I shared a few other brief activities from my long list of rainy-day ideas. First, I did another of Zvonkin’s Magic Tricks – they were yelling at me (in a good, nice way). My tricks are So Bad! These tricks are Not Magic! These tricks are just math! I promised a “better” magic trick this coming week. My heard was bursting with joy to be scolded about this trick.

Then I had each student take 3 slips of paper from my bag. One paper had a common version of the Epiminedes Paradox (“I am a liar”) printed on it. One had an image of M.C. Escher’s Drawing Hands. And a third had Russell’s Barber Paradox (“Who shaves the barber?”) After a lot of debate about what each of these things even mean, I announced that the real math question of the day is “What do all three of these things have in common?” (This is a take-home question!)

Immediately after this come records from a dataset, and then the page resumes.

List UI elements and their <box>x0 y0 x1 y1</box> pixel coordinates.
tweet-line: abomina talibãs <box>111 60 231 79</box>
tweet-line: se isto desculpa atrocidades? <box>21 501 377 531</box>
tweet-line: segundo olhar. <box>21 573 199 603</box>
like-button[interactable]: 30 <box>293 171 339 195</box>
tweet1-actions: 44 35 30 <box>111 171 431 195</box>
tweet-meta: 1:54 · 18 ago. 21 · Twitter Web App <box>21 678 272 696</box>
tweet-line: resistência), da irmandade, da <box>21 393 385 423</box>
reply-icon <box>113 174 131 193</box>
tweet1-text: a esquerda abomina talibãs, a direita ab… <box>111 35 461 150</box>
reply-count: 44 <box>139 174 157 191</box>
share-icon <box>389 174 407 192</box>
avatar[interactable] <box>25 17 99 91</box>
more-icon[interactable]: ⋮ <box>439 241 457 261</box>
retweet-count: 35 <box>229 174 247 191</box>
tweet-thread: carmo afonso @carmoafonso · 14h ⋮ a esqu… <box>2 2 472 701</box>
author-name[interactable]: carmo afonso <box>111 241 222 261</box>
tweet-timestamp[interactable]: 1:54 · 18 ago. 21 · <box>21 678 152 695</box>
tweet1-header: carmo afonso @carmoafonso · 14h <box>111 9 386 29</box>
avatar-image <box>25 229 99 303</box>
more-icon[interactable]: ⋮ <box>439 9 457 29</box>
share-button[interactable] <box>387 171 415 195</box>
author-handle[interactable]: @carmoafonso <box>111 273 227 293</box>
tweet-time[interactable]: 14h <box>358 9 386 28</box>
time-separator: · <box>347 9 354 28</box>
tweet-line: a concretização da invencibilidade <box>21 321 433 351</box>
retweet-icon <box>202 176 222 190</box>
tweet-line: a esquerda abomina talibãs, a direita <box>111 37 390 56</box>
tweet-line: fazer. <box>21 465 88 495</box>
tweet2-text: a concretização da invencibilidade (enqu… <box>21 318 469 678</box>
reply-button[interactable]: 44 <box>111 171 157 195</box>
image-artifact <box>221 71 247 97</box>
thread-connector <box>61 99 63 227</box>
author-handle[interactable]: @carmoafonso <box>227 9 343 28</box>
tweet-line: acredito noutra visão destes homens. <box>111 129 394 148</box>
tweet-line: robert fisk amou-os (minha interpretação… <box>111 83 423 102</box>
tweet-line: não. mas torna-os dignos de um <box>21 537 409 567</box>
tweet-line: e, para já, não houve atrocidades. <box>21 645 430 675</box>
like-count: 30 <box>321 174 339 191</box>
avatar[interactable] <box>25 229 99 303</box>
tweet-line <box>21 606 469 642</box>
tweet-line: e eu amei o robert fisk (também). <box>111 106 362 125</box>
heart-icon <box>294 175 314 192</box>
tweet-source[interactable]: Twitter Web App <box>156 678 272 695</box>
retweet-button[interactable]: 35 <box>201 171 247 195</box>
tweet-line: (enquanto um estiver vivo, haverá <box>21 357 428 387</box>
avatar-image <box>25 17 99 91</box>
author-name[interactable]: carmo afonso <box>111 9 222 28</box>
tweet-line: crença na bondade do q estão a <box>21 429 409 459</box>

We finished off with a round of the game Odd One Out with these images, somehow related to these slips of paper:

PEDAGOGY

WHY DID IT HAPPEN?

Pride. I think it’s a common thing that can happen in a classroom – that things can go too well, or we can have a self-serving agenda. Why was I personally so susceptible to pride? Maybe I wanted the Applause. Maybe to please the parents/grownups. Maybe I got a dopamine hit from doing these Venn Diagrams, as Ralph Ryback explains in Psychology Today. Who knows how I let pride steer me away from my real agenda of letting students invent and discover math for themselves? It’s complicated. I see that pride is right next to hope on Plutchik’s Wheel of Emotions. I’m hoping to enhance my emotional literacy by looking into this more!

https://en.wikipedia.org/wiki/Pride#/media/File:Plutchik_Dyads.svg

WHAT SET ME STRAIGHT?

As some of you know, I’ve been co-editing a special issue of the Journal of Math Circles, honoring two of my mentors, Ellen and the late Bob Kaplan. This work has given me the privilege of reading other people’s writings about Ellen and Bob and their pedagogy – which is to never tell anything and let kids invent/discover math for themselves. This work is giving me the gift of a beginner’s mind. A reminder. A big aha moment. “What am I doing?!” I said to myself. Bob and Ellen helped me realize now that I had gotten off the path.

https://www.theglobalmathcircle.org/bob-and-ellen-kaplan

MOVING FORWARD
(I HOPE)

I called this course Axiomatic Set Theory because a few years ago I read an article online about how a lot of fundamental axiomatics of mathematics can be explained to children (and all of us) using set theory. It was so wonderful that I decided to someday learn this and run a course on it. I scheduled it, but now haven’t been able to find that article or anything like it. So I’m hoping that our concurrent explorations of axioms (mostly from Hofstadter’s book Gödel, Escher, Bach) and of Venn Diagrams will naturally converge, that students will discover a golden thread or hidden harmony.

I’m hoping that in next week’s final session, I can actually allow students the freedom of being creative, of inventing what they want. And then stating the axioms of their own formal system. Their own formal system that’s even better than Venn Diagrams! Or is this my pride speaking, inviting you to the Grand Finale of this course?